That required the axing of an opera about a small English town's frustration at finding a suitably pure May Queen at the turn of the 20th century for its annual spring celebration. A mild-mannered grocery clerk, the title character, saves the day (reluctantly) by being dragged into prominence as a precedent- setting "King of the May." Along the way, with some complications, he finds an inner strength and identity that had long been mother-smothered. "Albert Herring" was to have played at the company's soon-to-be-permanent home, Basile Opera Center, six times between April 25 and May 4.
|IO general manager Carol Baker|
She declined to be specific until the 2014-15 season is announced, but said, "It won't be a cookie-cutter season of three or four main-stage productions." Her assessment came a few days after the IO's sole large-scale production for the current season, Puccini's La fanciulla del West (The Girl of the Golden West), failed to sell more than half the seats for two performances in the 2,000-seat Clowes Hall.
|The thrilling melodrama in Puccini's Wild West opera didn't excite the Indianapolis public enough to make completion of the current Indianapolis Opera schedule advisable.|
"We moved forward with a four-show series knowing that we had a hill to climb," she said of 2013-14. She described the decision to cancel the final show as "ripping off the Band-Aid" and allowing the fiscal healing to take place. How that will take place remains to be publicly detailed.
The Great Recession of 2008 did not yield to a period of as much recovery as hoped. "We dipped into our rainy-day fund at that time," Baker said. Like most arts organizations, Indianapolis Opera found its endowment in steep decline. Individual and corporate support have also slumped, Baker said, in recent seasons. Ticket sales decreased, and even major hits of the opera repertoire, like two other Puccini operas — Madama Butterfly and La Boheme — could no longer be counted upon to sell out as they did only a decade or so ago.
"With changing times, I've heard that movie ticket sales are also down," Baker said by way of explanation. "People are staying inside. It's part of the loss of civic participation that the arts have been all too familiar with over the past five to 10 years."
Baker scotched a rumor that major donors had put pressure to have all Indianapolis Opera productions in the Basile Opera Center, sparing the large marketing and production expense of Clowes Hall shows. The Butler venue will continue to be part of the company's schedule, she said.
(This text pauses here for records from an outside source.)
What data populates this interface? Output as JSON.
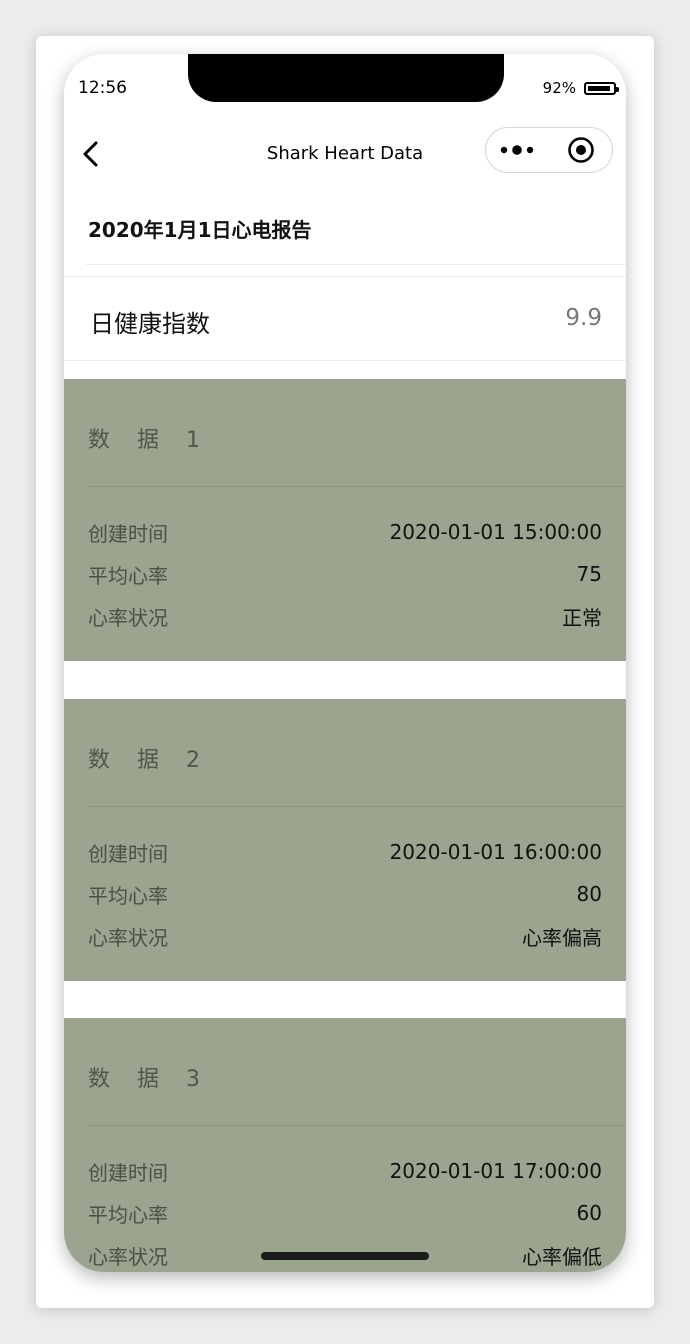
{
  "status_bar": {
    "time": "12:56",
    "battery": "92%",
    "battery_level": 0.92
  },
  "navbar": {
    "title": "Shark Heart Data"
  },
  "report": {
    "title": "2020年1月1日心电报告"
  },
  "health": {
    "label": "日健康指数",
    "value": "9.9"
  },
  "records": [
    {
      "title": "数 据 1",
      "rows": [
        {
          "label": "创建时间",
          "value": "2020-01-01 15:00:00"
        },
        {
          "label": "平均心率",
          "value": "75"
        },
        {
          "label": "心率状况",
          "value": "正常"
        }
      ]
    },
    {
      "title": "数 据 2",
      "rows": [
        {
          "label": "创建时间",
          "value": "2020-01-01 16:00:00"
        },
        {
          "label": "平均心率",
          "value": "80"
        },
        {
          "label": "心率状况",
          "value": "心率偏高"
        }
      ]
    },
    {
      "title": "数 据 3",
      "rows": [
        {
          "label": "创建时间",
          "value": "2020-01-01 17:00:00"
        },
        {
          "label": "平均心率",
          "value": "60"
        },
        {
          "label": "心率状况",
          "value": "心率偏低"
        }
      ]
    }
  ],
  "colors": {
    "card_background": "#9aa48f",
    "card_label_text": "#4a5046",
    "health_value_text": "#777777"
  }
}
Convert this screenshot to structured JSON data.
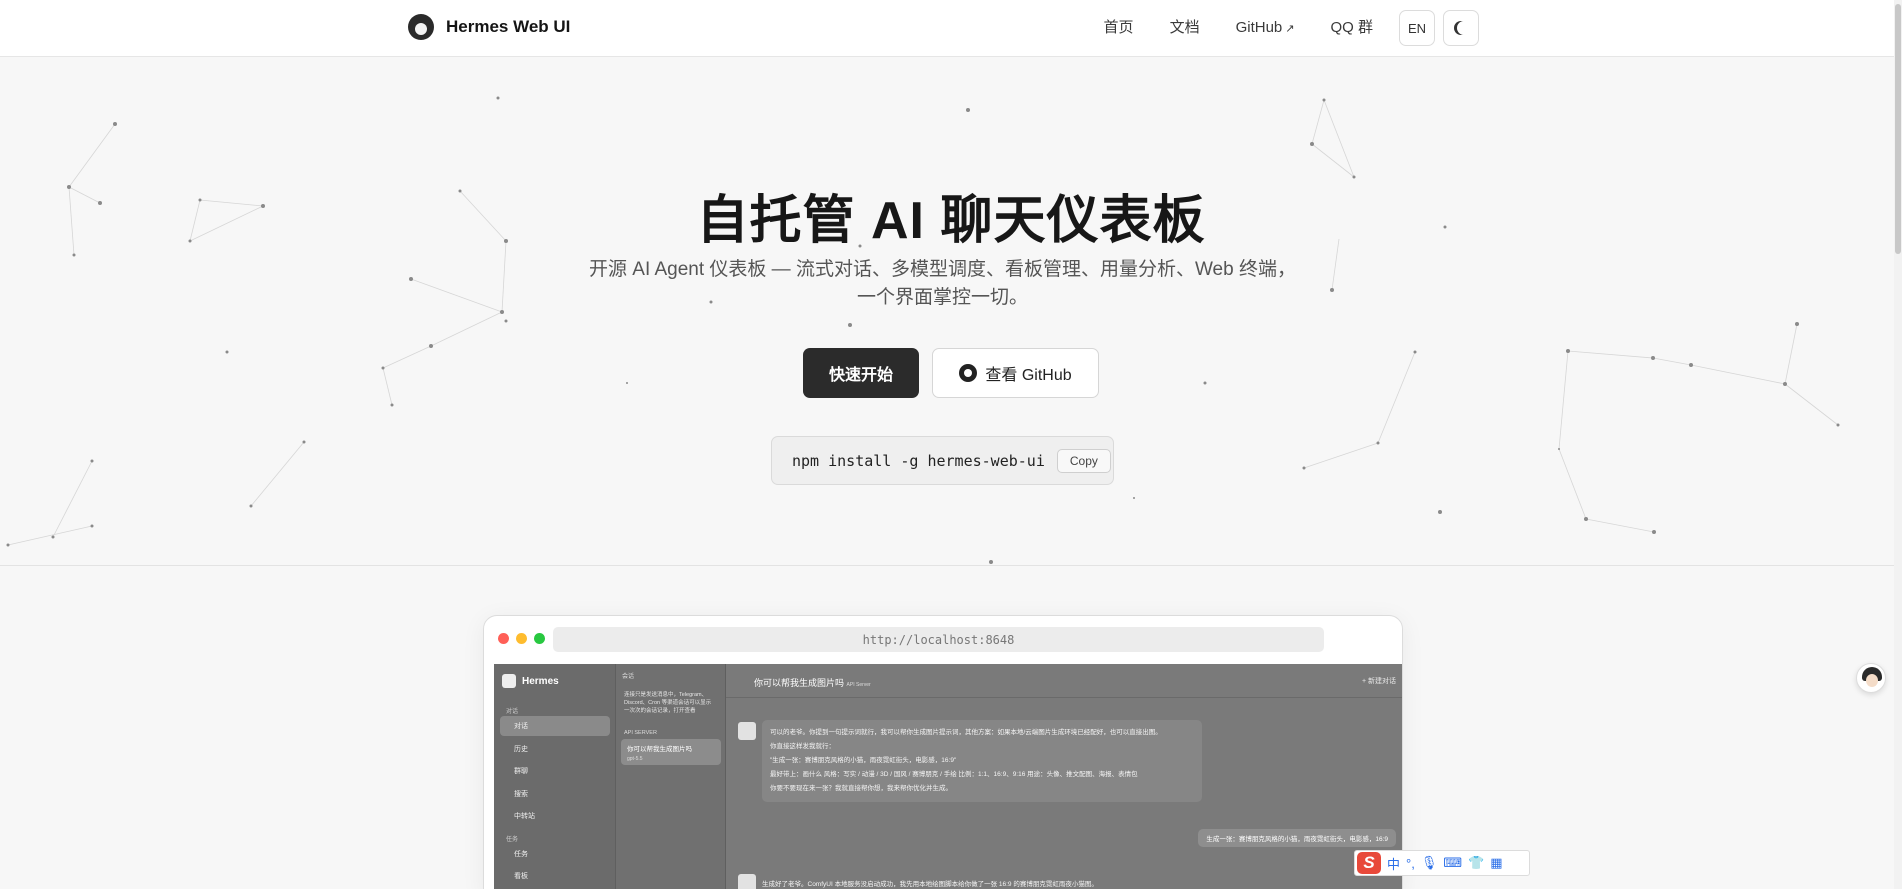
{
  "header": {
    "brand": "Hermes Web UI",
    "nav": [
      {
        "label": "首页"
      },
      {
        "label": "文档"
      },
      {
        "label": "GitHub",
        "external": true
      },
      {
        "label": "QQ 群"
      }
    ],
    "lang_button": "EN",
    "theme_toggle_icon": "moon-icon"
  },
  "hero": {
    "title": "自托管 AI 聊天仪表板",
    "subtitle": "开源 AI Agent 仪表板 — 流式对话、多模型调度、看板管理、用量分析、Web 终端，一个界面掌控一切。",
    "primary_cta": "快速开始",
    "secondary_cta": "查看 GitHub",
    "install_command": "npm install -g hermes-web-ui",
    "copy_label": "Copy"
  },
  "preview": {
    "url": "http://localhost:8648",
    "dot_colors": [
      "#ff5f57",
      "#febc2e",
      "#28c840"
    ],
    "app": {
      "name": "Hermes",
      "group_chat": "对话",
      "sidebar": [
        {
          "label": "对话",
          "active": true
        },
        {
          "label": "历史"
        },
        {
          "label": "群聊"
        },
        {
          "label": "搜索"
        },
        {
          "label": "中转站"
        }
      ],
      "group_tasks": "任务",
      "sidebar2": [
        {
          "label": "任务"
        },
        {
          "label": "看板"
        }
      ],
      "list_header": "会话",
      "list_note": "连接只是发送消息中，Telegram、Discord、Cron 等渠道会话可以显示一次次的会话记录，打开查看",
      "list_group": "API SERVER",
      "list_item_title": "你可以帮我生成图片吗",
      "list_item_meta": "gpt-5.5",
      "chat_title": "你可以帮我生成图片吗",
      "chat_subtitle": "API Server",
      "new_chat": "+ 新建对话",
      "assistant_lines": [
        "可以的老爷。你提到一句提示词就行，我可以帮你生成图片提示词，其他方案：如果本地/云端图片生成环境已经配好，也可以直接出图。",
        "你直接这样发我就行：",
        "\"生成一张：赛博朋克风格的小猫，雨夜霓虹街头，电影感，16:9\"",
        "最好带上：画什么 风格：写实 / 动漫 / 3D / 国风 / 赛博朋克 / 手绘 比例：1:1、16:9、9:16 用途：头像、推文配图、海报、表情包",
        "你要不要现在来一张？我就直接帮你想，我来帮你优化并生成。"
      ],
      "user_message": "生成一张：赛博朋克风格的小猫，雨夜霓虹街头，电影感，16:9",
      "assistant_reply": "生成好了老爷。ComfyUI 本地服务没启动成功，我先用本地绘图脚本给你做了一张 16:9 的赛博朋克霓虹雨夜小猫图。"
    }
  },
  "ime": {
    "logo": "S",
    "mode": "中",
    "icons": [
      "punctuation-icon",
      "microphone-icon",
      "keyboard-icon",
      "skin-icon",
      "apps-icon"
    ]
  }
}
The Opera Center, a converted church in Meridian-Kessler, has been used as the company's first dedicated rehearsal space ever for the past several years. The last few seasons have seen its adaptation for small-scale productions as well, including everything this season except "The Girl of the Golden West". The company's offices, now at 38th Street and Washington Boulevard, are scheduled to move to the BOC April 17 and 18.
"Opera is not business as usual," Baker summed up. "It has to be more than that. It has to be connected to people where they live."
That may offer a hint as to how Indianapolis Opera hopes to stay viable in the near future.